The Federal Communications Commission and Congress are likely to take steps to curtail press freedom in 2005, a University of Alabama communication expert predicts.
“The FCC and Congress are incensed. The public is fed up. The 5-second delay is just the tip of the iceberg,” says Dr. Jennings Bryant, holder of the Reagan Chair of Broadcasting and director of the Institute of Communication Research in UA’s College of Communication and Information Sciences. “The media will take the heat from the fallout of Janet Jackson’s breast-baring Super Bowl performance, Dale Earnhardt Jr.’s smut-mouthed post-NASCAR-race interview, Latrell Sprewell’s sexually oriented vulgar outburst at a female heckler, and scores of other episodes that the public assesses as assaulting the boundaries of propriety.”

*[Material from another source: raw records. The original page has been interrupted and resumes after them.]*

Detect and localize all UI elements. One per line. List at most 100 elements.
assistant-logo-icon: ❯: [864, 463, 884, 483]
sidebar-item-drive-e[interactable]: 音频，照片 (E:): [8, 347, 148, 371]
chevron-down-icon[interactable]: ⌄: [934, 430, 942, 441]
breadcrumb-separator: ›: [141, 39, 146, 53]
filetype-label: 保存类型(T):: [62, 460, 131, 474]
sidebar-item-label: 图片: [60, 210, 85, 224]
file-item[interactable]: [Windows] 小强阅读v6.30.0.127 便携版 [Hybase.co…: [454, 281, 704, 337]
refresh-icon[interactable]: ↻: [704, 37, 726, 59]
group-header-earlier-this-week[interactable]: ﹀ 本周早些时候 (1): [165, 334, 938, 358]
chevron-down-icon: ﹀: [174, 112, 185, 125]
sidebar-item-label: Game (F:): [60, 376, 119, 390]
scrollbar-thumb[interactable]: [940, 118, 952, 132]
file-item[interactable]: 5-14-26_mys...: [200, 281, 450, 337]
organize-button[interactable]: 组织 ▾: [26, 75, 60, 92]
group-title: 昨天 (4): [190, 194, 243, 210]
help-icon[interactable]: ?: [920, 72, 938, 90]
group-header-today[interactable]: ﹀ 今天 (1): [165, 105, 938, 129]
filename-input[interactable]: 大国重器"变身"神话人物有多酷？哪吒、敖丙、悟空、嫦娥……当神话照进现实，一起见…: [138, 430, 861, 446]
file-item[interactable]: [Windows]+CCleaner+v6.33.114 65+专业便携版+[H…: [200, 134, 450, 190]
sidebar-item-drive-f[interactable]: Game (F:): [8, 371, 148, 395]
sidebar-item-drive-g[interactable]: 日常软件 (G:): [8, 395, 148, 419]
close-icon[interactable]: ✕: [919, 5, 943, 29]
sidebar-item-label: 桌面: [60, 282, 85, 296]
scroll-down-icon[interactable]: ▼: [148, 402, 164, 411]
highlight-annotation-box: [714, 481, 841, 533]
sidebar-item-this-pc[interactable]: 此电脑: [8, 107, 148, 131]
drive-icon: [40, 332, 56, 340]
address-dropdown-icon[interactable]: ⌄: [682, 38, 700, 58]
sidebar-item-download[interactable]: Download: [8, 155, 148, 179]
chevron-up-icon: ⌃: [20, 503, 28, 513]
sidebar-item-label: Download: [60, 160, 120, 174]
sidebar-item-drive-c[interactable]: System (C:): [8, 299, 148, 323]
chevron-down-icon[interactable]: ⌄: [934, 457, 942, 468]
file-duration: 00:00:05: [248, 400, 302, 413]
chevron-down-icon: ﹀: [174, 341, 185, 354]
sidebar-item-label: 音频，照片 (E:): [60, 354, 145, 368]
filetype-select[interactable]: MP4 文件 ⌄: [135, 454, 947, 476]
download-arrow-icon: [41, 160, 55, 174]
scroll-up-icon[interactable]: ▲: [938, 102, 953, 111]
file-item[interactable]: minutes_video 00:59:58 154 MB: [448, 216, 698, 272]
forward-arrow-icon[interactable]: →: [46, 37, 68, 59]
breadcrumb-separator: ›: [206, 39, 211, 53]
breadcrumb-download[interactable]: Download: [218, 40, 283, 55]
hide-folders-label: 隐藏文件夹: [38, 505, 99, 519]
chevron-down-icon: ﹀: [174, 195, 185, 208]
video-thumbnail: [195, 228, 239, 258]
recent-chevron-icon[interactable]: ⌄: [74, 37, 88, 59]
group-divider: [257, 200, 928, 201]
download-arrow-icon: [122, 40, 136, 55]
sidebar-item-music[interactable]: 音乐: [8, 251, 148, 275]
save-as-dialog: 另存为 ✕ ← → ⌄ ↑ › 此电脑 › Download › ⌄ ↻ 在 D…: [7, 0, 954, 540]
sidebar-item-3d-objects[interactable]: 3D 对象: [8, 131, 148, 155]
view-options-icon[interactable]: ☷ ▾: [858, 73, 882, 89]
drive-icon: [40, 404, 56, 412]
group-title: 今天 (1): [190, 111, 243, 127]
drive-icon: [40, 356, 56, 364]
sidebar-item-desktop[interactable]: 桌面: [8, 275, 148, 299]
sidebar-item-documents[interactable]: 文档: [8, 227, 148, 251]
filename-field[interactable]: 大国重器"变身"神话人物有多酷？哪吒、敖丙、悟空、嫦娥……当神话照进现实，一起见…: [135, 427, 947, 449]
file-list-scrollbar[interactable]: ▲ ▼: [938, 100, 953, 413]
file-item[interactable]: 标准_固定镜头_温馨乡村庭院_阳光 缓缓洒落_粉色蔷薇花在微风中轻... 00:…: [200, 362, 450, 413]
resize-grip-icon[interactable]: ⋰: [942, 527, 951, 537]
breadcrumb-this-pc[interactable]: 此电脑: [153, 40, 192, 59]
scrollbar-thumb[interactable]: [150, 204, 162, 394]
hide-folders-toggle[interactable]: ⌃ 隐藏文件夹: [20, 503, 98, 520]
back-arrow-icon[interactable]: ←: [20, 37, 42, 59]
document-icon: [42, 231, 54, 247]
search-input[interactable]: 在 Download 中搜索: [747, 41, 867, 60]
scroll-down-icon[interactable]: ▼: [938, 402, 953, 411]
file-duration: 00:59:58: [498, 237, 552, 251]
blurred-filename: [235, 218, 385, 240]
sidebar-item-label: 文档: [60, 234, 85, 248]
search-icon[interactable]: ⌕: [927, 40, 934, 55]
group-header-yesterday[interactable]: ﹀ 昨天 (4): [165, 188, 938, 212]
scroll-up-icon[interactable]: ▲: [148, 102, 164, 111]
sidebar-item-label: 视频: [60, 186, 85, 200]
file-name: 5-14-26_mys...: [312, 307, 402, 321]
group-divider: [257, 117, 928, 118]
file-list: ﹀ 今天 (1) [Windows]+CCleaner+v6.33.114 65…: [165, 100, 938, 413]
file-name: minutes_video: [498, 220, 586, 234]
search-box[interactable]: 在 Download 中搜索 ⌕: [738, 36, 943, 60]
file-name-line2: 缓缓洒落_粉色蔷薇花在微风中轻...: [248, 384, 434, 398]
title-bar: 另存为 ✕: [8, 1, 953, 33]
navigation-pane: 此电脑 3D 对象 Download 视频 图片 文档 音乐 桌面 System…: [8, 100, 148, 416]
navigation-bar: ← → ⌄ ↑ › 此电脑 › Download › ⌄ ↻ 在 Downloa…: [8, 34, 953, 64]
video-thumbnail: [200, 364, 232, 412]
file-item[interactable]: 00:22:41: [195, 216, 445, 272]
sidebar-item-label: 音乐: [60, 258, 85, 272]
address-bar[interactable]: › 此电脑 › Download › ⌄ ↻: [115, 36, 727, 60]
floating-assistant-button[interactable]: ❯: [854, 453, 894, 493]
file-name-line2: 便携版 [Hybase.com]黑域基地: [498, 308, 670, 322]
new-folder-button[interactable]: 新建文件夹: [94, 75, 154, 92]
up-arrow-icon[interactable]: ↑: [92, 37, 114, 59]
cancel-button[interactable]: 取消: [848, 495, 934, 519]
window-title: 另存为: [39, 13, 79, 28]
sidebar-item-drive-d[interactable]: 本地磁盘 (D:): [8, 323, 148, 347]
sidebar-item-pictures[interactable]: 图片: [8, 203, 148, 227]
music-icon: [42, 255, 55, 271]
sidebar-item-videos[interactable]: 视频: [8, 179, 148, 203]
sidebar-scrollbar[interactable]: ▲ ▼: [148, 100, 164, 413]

Bryant says the media essentially are innocent messengers in all of these faux pas that occurred only because the public demands live coverage of all sorts of spectaculars. Nevertheless, these incidents provide just the sort of excuse eager regulators need to begin descending that slippery slope toward re-regulation, to make that first screw-turn of censorship, he says.
To date, Bryant says, the most blatant censorship has been self-censorship by the standards-and-practices divisions of television networks, with FCC fines and forfeitures serving as a relatively small stick. However, because a sizable portion of the public has become so anti-media, “the fourth estate is increasingly being left out of implicit definitions of Public Good,” he says. “It is highly likely that the pressures on ‘prior restraint’ of media will mount during 2005, leading to new regulations on press freedoms.”